Now, if the balloons are all suddenly released, we know they will rise to the surface. In reality, things get turbulent and complicated, but suppose the process is not chaotic and the balloons rise like the tiny bubbles in a glass of brew. Each balloon is pushed to the surface by the buoyant force, but as long as a balloon is submerged it will still be applying the downward force on the water and the pressure gradient will be maintained. If we could constantly replace the rising balloons with more at the bottom of the tank, the water level would not sink, and neither would the block of ice.

The balloons are only in the thought experiment to maintain bubble separation. If the balloons are replaced by a steady stream of bubbles that form at the bottom of the tank and rise smoothly and vertically to the surface, the only bubbles the block of ice will ever sense are the ones that hit it on the bottom. Any bubbles temporarily stuck beneath the ice effectively increase the volume and reduce the density of the floating "ice + attached bubbles" system. If anything, these attached bubbles will increase the buoyant force and raise the ice higher in the water.

Bottom line here is I see no way that you can sink a floating object merely by creating a steady state of bubbly water with an average density that is a bit less than the minimum density of a homogeneous static fluid needed to float the object. For a block of ice, a 10% reduction in density should sink it. I don't doubt that if you turn the whole pool into froth the ice could sink, but I don't think just enough uniformly distributed bubbles to reduce the average density by 10% would have any noticeable effect on the buoyancy of an ice block.

In open water, a localized source of bubbles will reduce the average density in some region. If you could somehow define a boundary for this region, the region should float above the surrounding water. You should see mountains of "light water" floating on the normal water. But of course being a fluid the light water would always be flowing off the top and somehow finding its way back to the bulk water below, absent the air that was making it light on the way up.
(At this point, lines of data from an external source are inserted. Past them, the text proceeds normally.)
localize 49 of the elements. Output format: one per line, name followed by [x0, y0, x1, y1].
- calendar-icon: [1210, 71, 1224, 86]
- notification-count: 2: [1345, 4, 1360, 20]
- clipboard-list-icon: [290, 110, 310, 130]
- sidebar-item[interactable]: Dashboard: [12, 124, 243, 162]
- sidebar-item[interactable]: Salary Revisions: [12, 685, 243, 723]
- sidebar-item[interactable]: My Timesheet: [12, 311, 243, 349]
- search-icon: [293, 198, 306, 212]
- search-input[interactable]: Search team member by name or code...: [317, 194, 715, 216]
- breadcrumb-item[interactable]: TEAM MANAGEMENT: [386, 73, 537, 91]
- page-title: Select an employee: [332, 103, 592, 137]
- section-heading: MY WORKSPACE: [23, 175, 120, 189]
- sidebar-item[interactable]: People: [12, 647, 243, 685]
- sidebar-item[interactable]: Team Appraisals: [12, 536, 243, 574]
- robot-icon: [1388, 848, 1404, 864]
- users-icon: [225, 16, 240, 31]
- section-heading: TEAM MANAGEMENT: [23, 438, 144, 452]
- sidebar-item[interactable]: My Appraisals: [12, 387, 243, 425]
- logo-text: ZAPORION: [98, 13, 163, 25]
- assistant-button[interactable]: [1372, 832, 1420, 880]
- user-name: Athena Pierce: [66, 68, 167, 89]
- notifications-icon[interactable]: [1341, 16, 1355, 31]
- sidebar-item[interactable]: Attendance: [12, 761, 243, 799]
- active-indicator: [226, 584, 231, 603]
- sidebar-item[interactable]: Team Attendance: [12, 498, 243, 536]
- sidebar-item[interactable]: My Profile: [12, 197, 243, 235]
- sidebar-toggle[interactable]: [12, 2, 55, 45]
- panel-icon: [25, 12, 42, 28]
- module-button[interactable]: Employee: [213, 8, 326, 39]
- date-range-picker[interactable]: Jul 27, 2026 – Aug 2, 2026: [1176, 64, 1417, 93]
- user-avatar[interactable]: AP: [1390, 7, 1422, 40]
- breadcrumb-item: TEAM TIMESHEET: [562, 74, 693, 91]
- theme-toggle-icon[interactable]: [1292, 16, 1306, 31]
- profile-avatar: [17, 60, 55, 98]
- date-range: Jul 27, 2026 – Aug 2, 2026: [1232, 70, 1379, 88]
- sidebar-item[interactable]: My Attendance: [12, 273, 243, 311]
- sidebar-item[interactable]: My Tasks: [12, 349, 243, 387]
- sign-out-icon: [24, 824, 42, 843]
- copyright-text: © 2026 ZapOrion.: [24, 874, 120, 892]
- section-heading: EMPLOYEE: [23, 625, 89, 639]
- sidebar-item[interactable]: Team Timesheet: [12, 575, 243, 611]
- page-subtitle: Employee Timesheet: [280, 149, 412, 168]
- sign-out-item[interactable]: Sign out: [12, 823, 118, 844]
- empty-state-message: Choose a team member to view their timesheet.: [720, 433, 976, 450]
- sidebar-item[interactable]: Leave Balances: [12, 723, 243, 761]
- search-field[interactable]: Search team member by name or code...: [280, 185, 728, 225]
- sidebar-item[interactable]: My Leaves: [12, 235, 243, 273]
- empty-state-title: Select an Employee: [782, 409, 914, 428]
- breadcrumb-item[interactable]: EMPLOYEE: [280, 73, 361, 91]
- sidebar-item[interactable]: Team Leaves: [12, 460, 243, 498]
Surely there could be strong currents formed, and maybe some vertical currents could be strong enough to tug down one end of a boat, and fill it with water if it was left open, but this is a much more complicated process then the notion of reducing buoyancy by merely poking a bunch of holes in the supporting fluid to reduce its density. If you could poke those holes without creating all the turmoil, things at the surface should float just like they do on homogeneous water.

 

[rcgldr]

How can the pressure at the bottom of the pool be unchanged if half (or some lesser fraction) of the water in the pool has been replaced by air, reducing the weight of the water to half its original value?

Because the pressure increase versus depth is related to density, not weight. No matter how small the quantiy of water there is, the density is basically constant (water doesn't compress easily), so the pressure versus depth remains the same. Even if the fluid or gas is compressable, the density and pressure will increase with depth consistently, regardless of the shape of the vessel holding the fluid or gas (this was mentioned already).